Durant ces trois années passées en sa compagnie sa vie privée a évolué.
Je me souviens très bien du samedi matin où il nous a annoncé, tout fier, qu’il allait nous présenter sa fiancée : quel choc !
Pire encore, l’annonce de son mariage et le fait qu’il devienne père ont mis fin à mes rêves.
Mais j’avais retrouvé le goût de l’école… «
L’école est un sujet très largement abordé dans l’autobiographie… et dont j’adore entendre les récits !
Vous vous souvenez, dans cet autre témoignage, Claude nous racontait aussi à quel point une directrice d’école lui avait ouvert de nouveaux horizons.
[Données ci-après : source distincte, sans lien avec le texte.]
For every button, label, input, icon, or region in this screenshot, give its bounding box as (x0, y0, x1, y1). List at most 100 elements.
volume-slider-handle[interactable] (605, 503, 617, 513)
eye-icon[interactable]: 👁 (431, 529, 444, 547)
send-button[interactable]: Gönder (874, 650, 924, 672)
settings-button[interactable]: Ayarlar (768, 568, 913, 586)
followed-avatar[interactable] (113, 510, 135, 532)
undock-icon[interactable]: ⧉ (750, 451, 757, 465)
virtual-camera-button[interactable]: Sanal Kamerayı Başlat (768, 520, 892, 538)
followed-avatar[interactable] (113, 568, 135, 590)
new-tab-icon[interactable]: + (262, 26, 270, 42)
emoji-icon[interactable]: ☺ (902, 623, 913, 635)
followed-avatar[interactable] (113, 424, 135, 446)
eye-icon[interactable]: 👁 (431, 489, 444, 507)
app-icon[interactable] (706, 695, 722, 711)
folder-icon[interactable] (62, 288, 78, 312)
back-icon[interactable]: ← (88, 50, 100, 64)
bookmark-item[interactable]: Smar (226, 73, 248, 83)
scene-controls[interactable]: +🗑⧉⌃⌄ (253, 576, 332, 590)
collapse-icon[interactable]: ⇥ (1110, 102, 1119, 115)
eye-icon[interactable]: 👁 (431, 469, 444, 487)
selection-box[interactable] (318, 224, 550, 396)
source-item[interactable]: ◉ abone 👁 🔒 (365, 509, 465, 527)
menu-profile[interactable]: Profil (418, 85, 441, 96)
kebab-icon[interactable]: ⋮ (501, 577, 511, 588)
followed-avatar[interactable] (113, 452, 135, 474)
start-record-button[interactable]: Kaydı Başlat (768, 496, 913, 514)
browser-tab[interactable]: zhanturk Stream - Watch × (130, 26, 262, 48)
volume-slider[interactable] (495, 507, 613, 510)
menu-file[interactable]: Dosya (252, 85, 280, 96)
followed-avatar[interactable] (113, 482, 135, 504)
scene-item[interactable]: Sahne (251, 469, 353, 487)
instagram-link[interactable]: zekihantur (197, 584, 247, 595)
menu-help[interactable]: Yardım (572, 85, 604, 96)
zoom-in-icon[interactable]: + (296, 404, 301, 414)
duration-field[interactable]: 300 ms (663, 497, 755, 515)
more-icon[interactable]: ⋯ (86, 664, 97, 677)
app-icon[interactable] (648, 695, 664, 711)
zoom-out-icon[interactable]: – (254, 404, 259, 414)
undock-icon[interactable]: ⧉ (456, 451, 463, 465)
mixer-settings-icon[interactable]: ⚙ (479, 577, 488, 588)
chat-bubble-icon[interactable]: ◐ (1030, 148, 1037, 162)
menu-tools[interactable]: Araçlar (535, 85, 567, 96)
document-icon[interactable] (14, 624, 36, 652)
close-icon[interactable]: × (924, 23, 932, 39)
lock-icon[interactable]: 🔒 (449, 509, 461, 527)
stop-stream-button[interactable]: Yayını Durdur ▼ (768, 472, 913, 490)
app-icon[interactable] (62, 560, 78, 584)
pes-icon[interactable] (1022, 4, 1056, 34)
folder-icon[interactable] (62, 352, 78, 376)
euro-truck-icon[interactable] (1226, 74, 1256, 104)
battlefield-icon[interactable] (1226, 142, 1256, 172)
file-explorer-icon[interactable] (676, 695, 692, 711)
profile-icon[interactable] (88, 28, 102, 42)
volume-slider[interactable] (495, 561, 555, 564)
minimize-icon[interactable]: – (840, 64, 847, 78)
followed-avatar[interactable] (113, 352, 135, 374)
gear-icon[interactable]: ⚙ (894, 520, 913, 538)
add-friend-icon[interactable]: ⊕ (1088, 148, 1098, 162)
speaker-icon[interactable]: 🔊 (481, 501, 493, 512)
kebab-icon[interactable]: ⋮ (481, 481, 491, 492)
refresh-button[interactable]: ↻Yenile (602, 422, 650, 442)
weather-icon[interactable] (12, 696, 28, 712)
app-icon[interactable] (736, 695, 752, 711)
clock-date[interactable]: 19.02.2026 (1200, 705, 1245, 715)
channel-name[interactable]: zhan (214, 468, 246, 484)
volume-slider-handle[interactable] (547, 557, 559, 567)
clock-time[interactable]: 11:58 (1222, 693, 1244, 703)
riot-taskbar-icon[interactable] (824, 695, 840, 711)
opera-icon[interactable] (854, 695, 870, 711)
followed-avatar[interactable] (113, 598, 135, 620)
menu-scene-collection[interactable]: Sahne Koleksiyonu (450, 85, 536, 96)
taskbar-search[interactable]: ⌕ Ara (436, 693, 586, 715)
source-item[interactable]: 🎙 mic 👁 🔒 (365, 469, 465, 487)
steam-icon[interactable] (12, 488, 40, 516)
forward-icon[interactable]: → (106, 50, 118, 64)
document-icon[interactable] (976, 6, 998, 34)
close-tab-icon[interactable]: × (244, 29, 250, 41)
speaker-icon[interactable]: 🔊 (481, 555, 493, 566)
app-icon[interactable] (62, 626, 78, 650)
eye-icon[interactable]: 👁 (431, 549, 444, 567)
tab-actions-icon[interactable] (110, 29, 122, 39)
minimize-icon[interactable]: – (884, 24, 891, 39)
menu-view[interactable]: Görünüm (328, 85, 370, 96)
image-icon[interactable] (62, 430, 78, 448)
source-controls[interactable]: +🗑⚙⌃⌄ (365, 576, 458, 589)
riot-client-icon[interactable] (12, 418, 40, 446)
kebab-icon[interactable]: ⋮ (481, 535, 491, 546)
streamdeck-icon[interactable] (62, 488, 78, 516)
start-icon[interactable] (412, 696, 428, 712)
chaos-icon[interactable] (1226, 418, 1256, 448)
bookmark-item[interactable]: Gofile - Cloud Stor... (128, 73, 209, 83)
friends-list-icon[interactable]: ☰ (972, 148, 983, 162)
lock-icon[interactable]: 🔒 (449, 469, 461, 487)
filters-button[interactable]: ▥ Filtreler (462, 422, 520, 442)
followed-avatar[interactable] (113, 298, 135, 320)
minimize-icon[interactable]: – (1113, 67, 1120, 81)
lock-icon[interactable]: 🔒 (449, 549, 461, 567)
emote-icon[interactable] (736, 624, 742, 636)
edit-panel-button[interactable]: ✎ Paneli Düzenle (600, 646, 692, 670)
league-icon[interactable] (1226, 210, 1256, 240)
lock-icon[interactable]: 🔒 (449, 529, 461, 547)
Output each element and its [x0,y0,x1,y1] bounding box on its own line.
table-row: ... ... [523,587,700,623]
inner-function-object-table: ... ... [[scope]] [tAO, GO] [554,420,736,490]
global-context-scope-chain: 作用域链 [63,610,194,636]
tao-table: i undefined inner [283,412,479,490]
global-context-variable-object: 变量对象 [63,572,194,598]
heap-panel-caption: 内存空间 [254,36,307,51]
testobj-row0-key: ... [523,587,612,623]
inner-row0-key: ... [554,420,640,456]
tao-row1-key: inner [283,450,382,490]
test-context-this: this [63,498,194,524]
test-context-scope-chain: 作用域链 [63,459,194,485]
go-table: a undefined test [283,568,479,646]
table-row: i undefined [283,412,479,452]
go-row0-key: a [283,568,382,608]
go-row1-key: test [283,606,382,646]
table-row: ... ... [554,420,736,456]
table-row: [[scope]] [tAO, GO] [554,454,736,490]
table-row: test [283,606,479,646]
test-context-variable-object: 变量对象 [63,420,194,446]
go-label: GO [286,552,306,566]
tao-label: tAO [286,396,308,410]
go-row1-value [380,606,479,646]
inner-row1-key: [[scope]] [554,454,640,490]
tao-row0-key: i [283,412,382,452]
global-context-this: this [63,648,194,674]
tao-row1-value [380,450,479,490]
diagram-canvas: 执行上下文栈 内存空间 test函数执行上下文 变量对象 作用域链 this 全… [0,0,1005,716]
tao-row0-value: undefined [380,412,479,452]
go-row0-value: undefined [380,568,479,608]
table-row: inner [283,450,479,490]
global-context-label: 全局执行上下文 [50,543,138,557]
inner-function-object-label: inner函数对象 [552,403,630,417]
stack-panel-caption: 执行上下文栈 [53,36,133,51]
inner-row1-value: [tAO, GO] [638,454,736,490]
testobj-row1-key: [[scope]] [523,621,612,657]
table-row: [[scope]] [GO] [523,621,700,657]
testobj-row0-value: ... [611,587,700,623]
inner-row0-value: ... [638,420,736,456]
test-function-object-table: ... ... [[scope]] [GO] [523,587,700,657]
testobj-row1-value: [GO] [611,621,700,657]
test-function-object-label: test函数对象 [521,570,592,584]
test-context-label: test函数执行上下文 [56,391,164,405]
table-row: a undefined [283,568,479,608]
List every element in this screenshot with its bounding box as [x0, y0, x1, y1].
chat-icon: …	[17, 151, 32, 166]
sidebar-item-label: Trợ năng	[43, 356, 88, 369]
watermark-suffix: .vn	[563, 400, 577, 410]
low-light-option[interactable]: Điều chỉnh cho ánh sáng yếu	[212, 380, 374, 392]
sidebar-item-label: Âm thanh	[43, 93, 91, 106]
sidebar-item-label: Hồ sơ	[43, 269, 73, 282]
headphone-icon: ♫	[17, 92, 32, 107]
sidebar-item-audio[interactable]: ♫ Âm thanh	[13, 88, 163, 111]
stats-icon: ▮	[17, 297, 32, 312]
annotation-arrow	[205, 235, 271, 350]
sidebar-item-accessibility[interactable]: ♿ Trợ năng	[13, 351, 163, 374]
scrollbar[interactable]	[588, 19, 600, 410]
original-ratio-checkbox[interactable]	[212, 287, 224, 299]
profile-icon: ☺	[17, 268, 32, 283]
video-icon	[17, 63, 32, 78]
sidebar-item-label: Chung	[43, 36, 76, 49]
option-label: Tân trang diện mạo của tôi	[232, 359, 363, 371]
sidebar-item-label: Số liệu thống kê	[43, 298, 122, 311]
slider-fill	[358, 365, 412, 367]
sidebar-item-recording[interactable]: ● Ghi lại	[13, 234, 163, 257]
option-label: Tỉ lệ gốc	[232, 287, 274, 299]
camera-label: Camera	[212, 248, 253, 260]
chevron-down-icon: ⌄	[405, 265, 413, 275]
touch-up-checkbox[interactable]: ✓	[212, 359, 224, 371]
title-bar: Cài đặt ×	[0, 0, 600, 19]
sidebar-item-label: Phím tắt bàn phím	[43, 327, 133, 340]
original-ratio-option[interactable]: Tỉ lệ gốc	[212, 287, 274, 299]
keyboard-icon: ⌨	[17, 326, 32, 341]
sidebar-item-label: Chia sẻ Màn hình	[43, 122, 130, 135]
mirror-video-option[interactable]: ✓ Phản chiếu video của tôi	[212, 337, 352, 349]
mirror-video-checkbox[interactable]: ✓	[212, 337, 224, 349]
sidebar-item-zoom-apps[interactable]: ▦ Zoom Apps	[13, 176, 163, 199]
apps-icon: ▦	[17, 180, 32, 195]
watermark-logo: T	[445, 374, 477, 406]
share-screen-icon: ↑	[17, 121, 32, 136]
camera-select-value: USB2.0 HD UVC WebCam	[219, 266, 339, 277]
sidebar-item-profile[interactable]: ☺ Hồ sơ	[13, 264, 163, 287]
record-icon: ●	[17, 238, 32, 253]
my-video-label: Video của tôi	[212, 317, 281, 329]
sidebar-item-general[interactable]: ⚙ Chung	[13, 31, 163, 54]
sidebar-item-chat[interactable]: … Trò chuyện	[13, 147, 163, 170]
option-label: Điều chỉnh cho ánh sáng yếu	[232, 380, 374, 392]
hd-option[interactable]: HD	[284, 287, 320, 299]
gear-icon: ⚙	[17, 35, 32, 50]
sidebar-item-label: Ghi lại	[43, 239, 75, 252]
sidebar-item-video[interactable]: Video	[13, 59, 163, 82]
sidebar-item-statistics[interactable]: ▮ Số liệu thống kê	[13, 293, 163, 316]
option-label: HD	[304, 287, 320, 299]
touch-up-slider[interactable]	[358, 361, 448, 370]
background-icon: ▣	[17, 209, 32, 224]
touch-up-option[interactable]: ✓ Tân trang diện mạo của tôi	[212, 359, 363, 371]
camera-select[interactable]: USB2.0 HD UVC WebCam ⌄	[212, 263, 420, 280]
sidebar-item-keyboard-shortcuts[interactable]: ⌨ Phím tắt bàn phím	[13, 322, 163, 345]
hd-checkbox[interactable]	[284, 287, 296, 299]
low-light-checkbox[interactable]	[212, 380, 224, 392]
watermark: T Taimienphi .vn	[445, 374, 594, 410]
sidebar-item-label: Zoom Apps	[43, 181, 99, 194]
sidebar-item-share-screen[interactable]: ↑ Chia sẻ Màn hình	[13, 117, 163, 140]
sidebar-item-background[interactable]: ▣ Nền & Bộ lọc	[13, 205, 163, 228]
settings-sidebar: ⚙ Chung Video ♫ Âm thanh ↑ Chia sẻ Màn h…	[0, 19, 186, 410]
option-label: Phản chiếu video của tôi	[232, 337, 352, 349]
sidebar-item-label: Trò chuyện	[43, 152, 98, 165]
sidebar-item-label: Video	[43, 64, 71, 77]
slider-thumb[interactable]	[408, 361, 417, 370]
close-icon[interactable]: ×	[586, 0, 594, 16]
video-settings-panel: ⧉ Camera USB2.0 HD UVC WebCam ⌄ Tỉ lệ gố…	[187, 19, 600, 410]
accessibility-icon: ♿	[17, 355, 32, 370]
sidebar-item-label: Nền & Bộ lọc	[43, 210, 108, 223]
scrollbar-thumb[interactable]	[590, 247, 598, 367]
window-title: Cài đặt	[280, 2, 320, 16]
Si vous voulez lire cet extrait, il se trouve ici : Je dois beaucoup à Madame D. qui m’avait prise en affection et qui ne m’a pas lâché la main pendant des années.
Un enseignant vous a marqué.e, vous aussi ?
Ah l’Amour !!! Tu étais vraiment amoureuse de cet instit. on dirait !
Aurait-il été ton « modèle » ? Prendre les élèves comme ils sont, là où ils en sont des apprentissages, ne pas les juger ni leur famille….
Chacun fait ce qu’il peut avec les moyens qu’il a ; tu as bien connu ça (venir d’un milieu dit « défavorisé » culturellement et avoir des aspirations plus élevées) et tu as su l’appliquer dans ta vie professionnelle et quotidienne.